Recovery from anesthesia is a time-dependent process. Depending on the definition, recovery from anesthesia may last days in a given patient. Most emphasis on recovery from anesthesia during the past 2 decades has been placed on facilitating patient discharge to reduce cost (1). Many clinicians expect further recovery to occur after discharge. Current discharge criteria include stability of vital signs within an acceptable range, no excessive pain requiring parenteral therapy, toleration of oral liquid, minimal nausea and vomiting, ability to stand up without orthostasis, and the presence of a responsible adult to escort the patient home (1). The emphasis on recovery from anesthesia in the current medical climate is on home readiness to reduce medical expenses (1,3). Very little is known about the presence of postdischarge symptoms. The reported studies suffer from partial reporting, as well as heterogeneity in symptom definition and methods of evaluation (1,3). It is generally known that most patients are very satisfied with their recovery from anesthesia. Because satisfaction is influenced by factors not related to recovery (i.e., expectation and relationship with the caregiver) it should not be used as the sole indicator of recovery from anesthesia. In addition, the only significant postdischarge symptoms should not be those resulting in patient readmission.

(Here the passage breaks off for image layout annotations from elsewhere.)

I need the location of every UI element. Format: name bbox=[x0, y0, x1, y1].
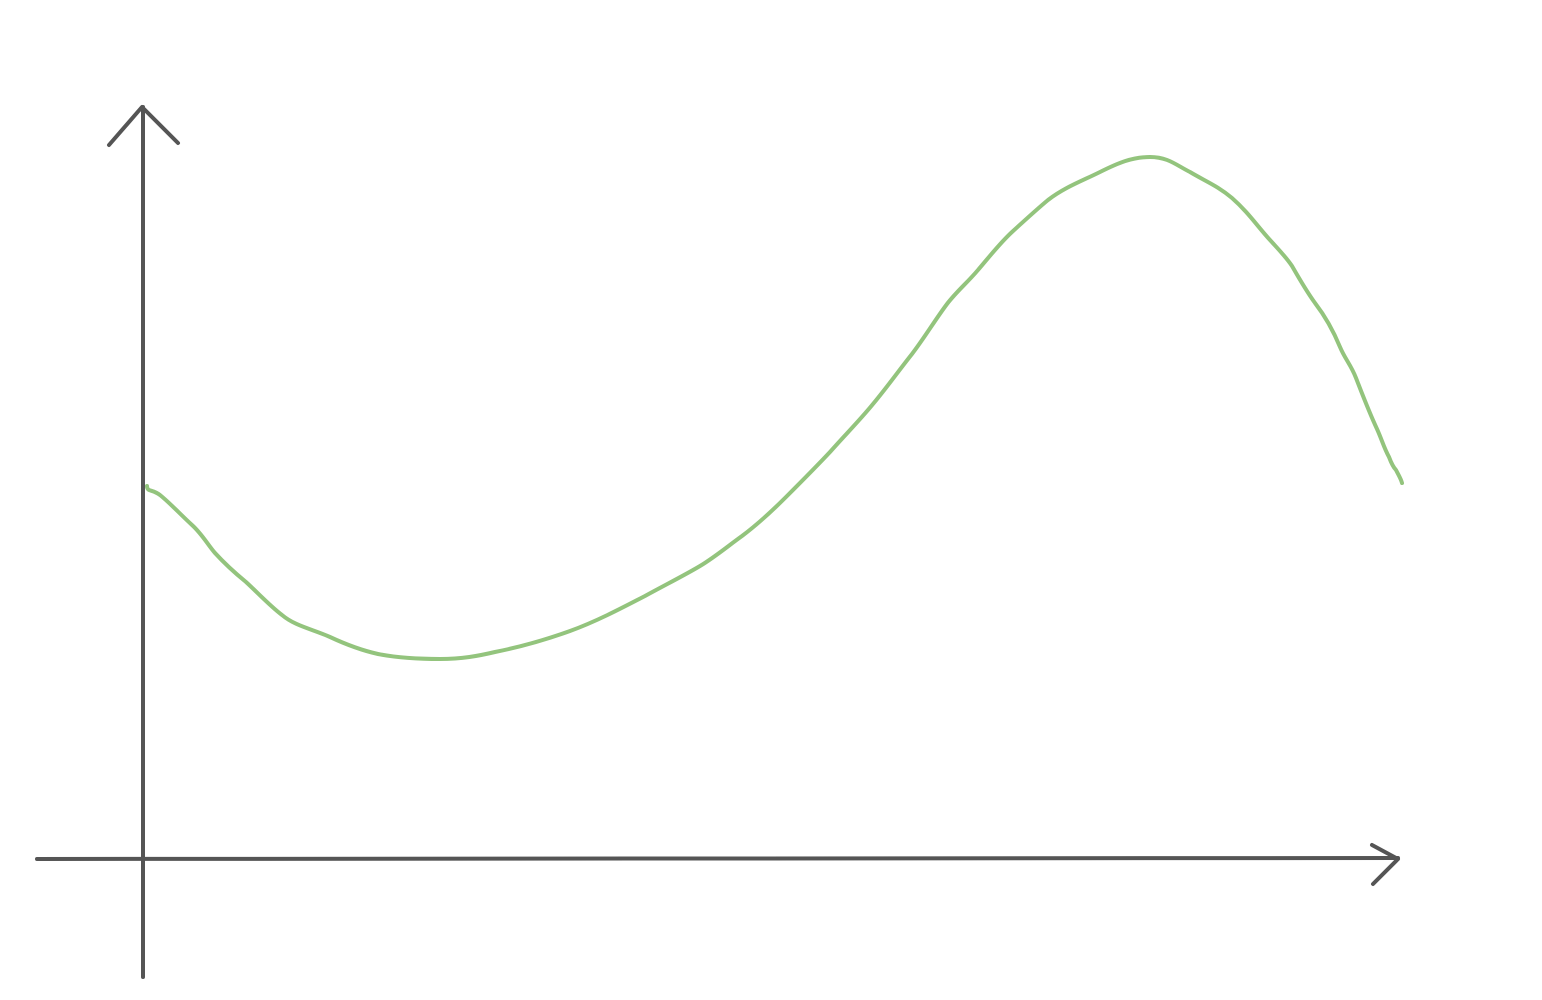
y-axis-arrowhead bbox=[107, 105, 180, 147]
x-axis-arrowhead bbox=[1370, 843, 1400, 886]
data-curve bbox=[145, 155, 1404, 661]
curve-group bbox=[145, 155, 1404, 661]
axes-group bbox=[35, 105, 1400, 979]
x-axis-line bbox=[35, 856, 1400, 861]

The overall incidences of these symptoms is reported to be approximately 45% for pain, 42% for drowsiness, 21% for fatigue, 18% for dizziness, 17% for nausea and 8% for vomiting (3). The above statistics, however, do not describe severity. In Study 1 (open label study), many patients complained of postdischarge symptoms representing inadequate recovery from anesthesia. Many patients had significant dizziness, moderate to severe pain, or moderate to severe postoperative fatigue. In Study 2 subjects receiving modafinil reported significantly less frequent incidences of feeling worn out, and moderate to severe fatigue. The incidence of moderate to severe exhaustion was the same in the modafinil or placebo group. Patients receiving placebo were sleepier and admitted to more episodes of napping after discharge to home; these patients also had more difficulty remaining asleep during the first night after discharge.
A few issues need to be discussed regarding our methodology. First, the anesthetic management of our subjects was not standardized because it was assumed that patients are at very similar degree of recovery before discharge from the hospital; small variations in recovery between subjects were expected to be controlled by random assignment of subjects to the two experimental groups. We did not compare time from the end of anesthesia until the administration of study drug because all patients were dosed within 2–3 hours of arrival in the PACU. Patient discharge from PACU can be influenced by factors not related to recovery from anesthesia. Furthermore, the design of our study more closely resembles routine clinical practice. The dose of modafinil selected was based on the fact that the usual daily dose of modafinil is 200 mg. Finally, this was a “proof of concept” study and, therefore, limited in scope.
Findings of most studies generally suggest that patients recovering from general anesthesia often complain of residual sedation, fatigue, pain, and a general feeling of being down. In patients recovering from general anesthesia, modafinil significantly reduces the degree of fatigue, incidence of moderate to severe fatigue, and postoperative distress (as defined above). In addition, modafinil significantly improves feelings of alertness and energy in patients recovering from general anesthesia. Modafinil may share the same pathways, or receptors, as sedatives, hypnotics, or general anesthetics to produce its effect(s). Patients recovering from general anesthesia can significantly benefit from modafinil. Multiple dosing may be needed in those patients who experience an exaggerated depressive response to anesthetics.